Estávamos suados e ofegantes, mas queríamos prolongar este último momento a qualquer custo. Nossos corpos se chocavam com tanta violência, mas era algo mágico, único, era nossa despedida...
-Eu....Não aguento mais...- um nó se formara em meu ventre.
Fernando falava palavras desconexas, enquanto mantinha seus olhos fechados. Sorri com essa cena, ele era tão lindo.
-Alice. -sussurrou contra meu pescoço, me preenchendo com seu líquido. Em seguida o acompanhei, chamando por seu nome.
Ficamos ali, estáticos por algum tempo.
-Eu amo você. -o abracei fortemente.
-Eu também a amo, Alice. - deu-me um beijo casto.
Conduziu-nos à cama, me depositando nela com cuidado. Deitou-se ao meu lado e, me puxou de encontro ao seu peito, onde me acomodei. Poderia descrever o paraíso estando ali.
-Amor?
-Hm.. -disse sonolenta.
-Nada, não. -sorri de lado.
Apoiei meu queixo em seu peito e o encarei.
-Você é único, nunca irei te esquecer, prometo. -sorriu.
-Também não princesa. -beijou minha testa. -Agora, dorme.
Assenti.
-A propósito, você fode muito bem.- gargalhou.
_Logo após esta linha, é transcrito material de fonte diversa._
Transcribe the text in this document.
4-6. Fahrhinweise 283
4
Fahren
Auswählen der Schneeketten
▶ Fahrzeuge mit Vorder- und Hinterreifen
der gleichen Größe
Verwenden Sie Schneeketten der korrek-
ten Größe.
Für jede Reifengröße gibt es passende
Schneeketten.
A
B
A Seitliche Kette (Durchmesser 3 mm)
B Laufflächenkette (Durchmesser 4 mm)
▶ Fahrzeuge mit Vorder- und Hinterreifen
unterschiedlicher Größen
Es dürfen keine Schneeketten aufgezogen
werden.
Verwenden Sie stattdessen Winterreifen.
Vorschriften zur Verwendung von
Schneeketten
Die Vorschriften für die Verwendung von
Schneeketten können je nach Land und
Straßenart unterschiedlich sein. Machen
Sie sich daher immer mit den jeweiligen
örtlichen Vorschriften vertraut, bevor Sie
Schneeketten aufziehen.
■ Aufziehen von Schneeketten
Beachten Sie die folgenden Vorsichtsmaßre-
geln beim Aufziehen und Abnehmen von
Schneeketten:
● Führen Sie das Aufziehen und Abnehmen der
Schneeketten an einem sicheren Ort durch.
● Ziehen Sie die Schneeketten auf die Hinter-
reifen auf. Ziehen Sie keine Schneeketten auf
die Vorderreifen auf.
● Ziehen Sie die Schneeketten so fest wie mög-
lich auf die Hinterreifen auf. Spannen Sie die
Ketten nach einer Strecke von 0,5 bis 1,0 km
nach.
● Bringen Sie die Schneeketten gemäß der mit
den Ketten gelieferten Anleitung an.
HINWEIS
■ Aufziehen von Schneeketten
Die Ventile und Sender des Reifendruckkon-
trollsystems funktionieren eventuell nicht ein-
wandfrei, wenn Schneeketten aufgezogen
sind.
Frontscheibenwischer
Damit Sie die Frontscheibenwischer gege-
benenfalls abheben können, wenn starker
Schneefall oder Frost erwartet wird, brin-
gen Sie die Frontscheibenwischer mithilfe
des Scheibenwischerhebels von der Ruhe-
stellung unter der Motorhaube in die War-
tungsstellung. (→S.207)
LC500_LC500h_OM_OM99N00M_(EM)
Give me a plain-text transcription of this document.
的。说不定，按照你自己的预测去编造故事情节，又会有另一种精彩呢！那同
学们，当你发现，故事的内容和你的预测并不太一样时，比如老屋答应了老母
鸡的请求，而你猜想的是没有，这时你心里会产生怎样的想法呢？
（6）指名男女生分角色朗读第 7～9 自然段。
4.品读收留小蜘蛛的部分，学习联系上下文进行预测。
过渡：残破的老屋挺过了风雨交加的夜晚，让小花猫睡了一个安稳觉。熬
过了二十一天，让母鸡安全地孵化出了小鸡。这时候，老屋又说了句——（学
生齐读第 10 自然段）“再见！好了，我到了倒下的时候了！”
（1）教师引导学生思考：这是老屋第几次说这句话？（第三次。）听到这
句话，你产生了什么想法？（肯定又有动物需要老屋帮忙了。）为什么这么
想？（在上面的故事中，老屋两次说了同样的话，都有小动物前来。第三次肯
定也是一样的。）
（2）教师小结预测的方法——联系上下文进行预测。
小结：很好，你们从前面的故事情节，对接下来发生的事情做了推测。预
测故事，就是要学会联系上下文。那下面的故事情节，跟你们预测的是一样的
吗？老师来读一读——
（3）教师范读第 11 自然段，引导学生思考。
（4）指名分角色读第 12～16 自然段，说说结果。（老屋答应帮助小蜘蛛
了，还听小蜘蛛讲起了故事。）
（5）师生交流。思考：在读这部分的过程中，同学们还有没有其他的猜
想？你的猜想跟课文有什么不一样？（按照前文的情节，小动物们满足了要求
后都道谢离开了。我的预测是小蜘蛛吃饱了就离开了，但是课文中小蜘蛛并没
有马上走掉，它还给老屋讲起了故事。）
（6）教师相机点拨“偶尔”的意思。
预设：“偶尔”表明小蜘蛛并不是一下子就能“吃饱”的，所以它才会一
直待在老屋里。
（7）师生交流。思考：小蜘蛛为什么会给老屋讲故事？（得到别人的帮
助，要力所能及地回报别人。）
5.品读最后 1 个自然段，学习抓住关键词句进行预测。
Como era gostoso vê-lo rir, tipo contagiante, sabe?
Balançou a cabeça de forma negativa.
Passei meu polegar em seus lábios, acompanhando o contorno dos mesmos. O beijei lentamente, saboreando cada mínimo pedacinho seu. Por fim, beijei seu pescoço e, me aninhei em seus braços.
***
Acordei sentindo um vazio enorme na cama. Certo, ele já havia saído da minha vida,
Fiquei triste, é claro, mas me confortou saber que desta vez não houve brigas ou mágoas, entramos em um consenso.
Sentei na cama e, avistei ao lado, em cima do travesseiro, um bilhete. Peguei-o no mesmo instante.
" Bem, Morena, acho que este é o fim...
Se cuida e toma muito cuidado com aquele lá.
Você será minha para sempre, eu te marquei!
Juro que pensei mil vezes antes de te deixar gostosa e nua sozinha, mas trato é trato.
Te amo
~seu Fernando"
Reli o bilhete algumas centenas de vezes, antes de guardá-lo junto da gargantilha com nossas iniciais.
Pronto, agora, definitivamente, um novo ciclo se iniciava...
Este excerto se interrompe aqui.